Golan silent minority would trade the land

GOLAN HEIGHTS — Posters and bumper stickers decorating most buildings and cars throughout this region proclaim a slogan that can now be seen and heard virtually everywhere in Israel — "Ha'am im HaGolan" (the people are with the Golan).

But not all the people are with the Golan.

There is a silent minority — or, they hope, a majority — who agree with Prime Minister Ehud Barak and are willing to trade the Golan in exchange for a peace treaty with Syria.

But they are not organized like the Golan Residents Committee, which created the posters and bumper stickers. Unlike that committee, they haven't put together a war chest to further their cause. They do not go abroad to speak and raise funds, and they don't run around Israel speaking at schools, civic functions and elsewhere.

Yigal Kipnis is one of those people who support Barak's talks with Syria. He has lived in the Golan since 1978 and knows many members of the committee. They are not his enemies, he told an international group of Jewish writers and editors. They are his neighbors.

Kipnis, a Technion-educated civil engineer who also serves as a lieutenant colonel in the Israeli reserves, loves the Golan. He raised a family there. He'd like to stay.

But he complains that many of his friends "cannot separate emotion from logic." He simply asks that those who oppose giving back the Golan "not speak for me."

He is a member of a small "forum" that doesn't get much attention and doesn't clamor for it — the Golan on the Way to Peace. The forum was formed in 1995 to "provide a platform for public debate on different aspects of peace in the area."

His reason for backing Barak is simple: "When I weigh the balance, the benefits for the state of Israel are much more important than the price we [on the Golan] must pay."

Signing a peace treaty with Syria, he said, would allow Israel to earmark more of its resources for education, industry and science instead of defense.

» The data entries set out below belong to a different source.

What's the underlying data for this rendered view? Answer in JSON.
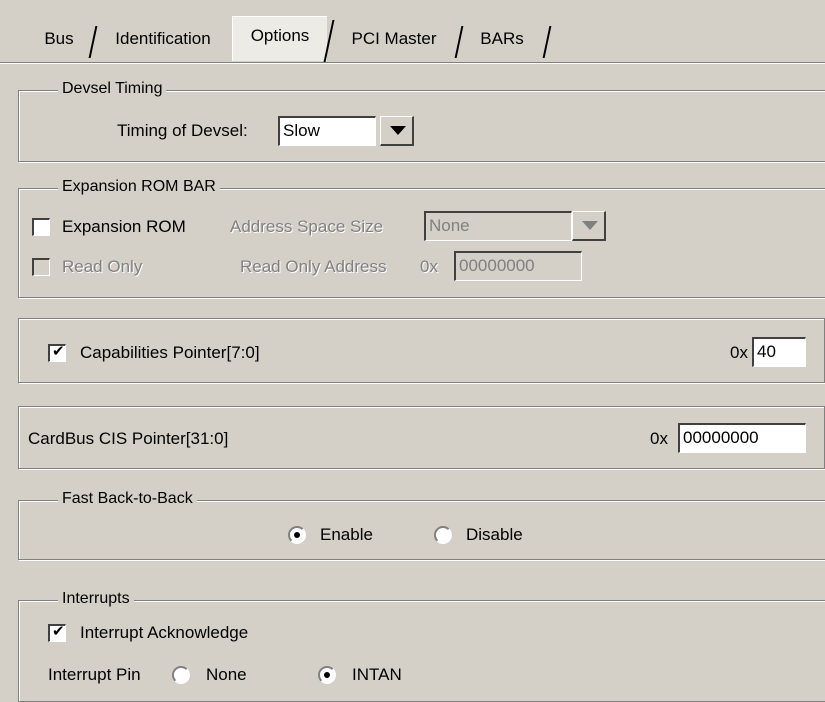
{
  "tabs": [
    "Bus",
    "Identification",
    "Options",
    "PCI Master",
    "BARs"
  ],
  "active_tab": "Options",
  "devsel": {
    "group_label": "Devsel Timing",
    "timing_label": "Timing of Devsel:",
    "timing_value": "Slow"
  },
  "expansion_rom": {
    "group_label": "Expansion ROM BAR",
    "checkbox_label": "Expansion ROM",
    "checked": false,
    "size_label": "Address Space Size",
    "size_value": "None",
    "read_only_label": "Read Only",
    "read_only_address_label": "Read Only Address",
    "hex_prefix": "0x",
    "read_only_address_value": "00000000"
  },
  "capabilities": {
    "checkbox_label": "Capabilities Pointer[7:0]",
    "checked": true,
    "hex_prefix": "0x",
    "value": "40"
  },
  "cardbus": {
    "label": "CardBus CIS Pointer[31:0]",
    "hex_prefix": "0x",
    "value": "00000000"
  },
  "fast_b2b": {
    "group_label": "Fast Back-to-Back",
    "enable_label": "Enable",
    "disable_label": "Disable",
    "selected": "Enable"
  },
  "interrupts": {
    "group_label": "Interrupts",
    "ack_label": "Interrupt Acknowledge",
    "ack_checked": true,
    "pin_label": "Interrupt Pin",
    "none_label": "None",
    "intan_label": "INTAN",
    "selected": "INTAN"
  }
}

He disagrees with those who cite the strategic importance of the Golan, which towers directly above the Galilee on one side and Damascus on the other. Kipnis reminds listeners that in 1967 Israel captured the Golan in 36 hours, and now a stronger Israeli military could do it even quicker. But he says a peace treaty with Syria would make that unnecessary.

Regardless, Kipnis believes the real threat to Israel is not from Syrian forces on the Golan but from Iran, which will be able to fire missiles at the center of Israel, not just the Galilee.

Addressing concerns that Israel cannot afford to give away the Golan since it controls 30 percent of Israel's water supplies, Kipnis is confident Barak will make sure water issues are part of any peace agreement reached with Syria.

Kipnis uses historical ammunition to support trading the Golan to win peace with Syria. Based on past mistakes, he said, Israel will be better off "making peace when we are strong."

He points out that the lives of 3,000 Israelis who died in the 1973 war might have been saved if Israel had returned the land to Egypt that it eventually turned over years after the war.

He also says the Palestinian intifada could have been avoided as well, since Israel ultimately agreed at Oslo, in 1993, to give the Palestinians everything they wanted when they started the rebellion six years earlier.

"I don't think there is a reason to suffer another fight with Syria and ultimately make a peace afterwards that would be the same as we could make before," Kipnis says.

He admits, however, that the sentiment throughout Israel seems to be turning against surrendering the Golan. Many political pundits say Barak might lose such a referendum if it were held today.

But Kipnis thinks the mood will shift.

"I am quite sure when the peace agreement will be put on the table, public opinion will change."

He points out that when Barak campaigned for prime minister, Israelis knew he favored trading the Golan for peace with Syria. Nonetheless, Barak won 57 percent of the votes in the Golan.

Mark Linton, a friend of Kipnis' who has lived on the Golan for 22 years and raised four children here, chimed in: "If I think the peace treaty will bring peace, I will vote for it. I don't care about the real estate."

So why don't Kipnis and Linton and other like-minded people on the Golan compete with the Golan Residents Committee to win support for a peace treaty with Syria?

Linton says the answer is simple.

"We don't need to say, 'Let's give everything back.' Then the Syrian negotiators would say, 'What are you negotiating for? Your people want to give it all back.'

"If you want us to make stickers, we could go out and make stickers and put them up.

"But it's convincing the convinced."

But Linton, like Kipnis, believes Barak's referendum ultimately will succeed. "No one can honestly say we can keep the Golan Heights and have peace with Syria."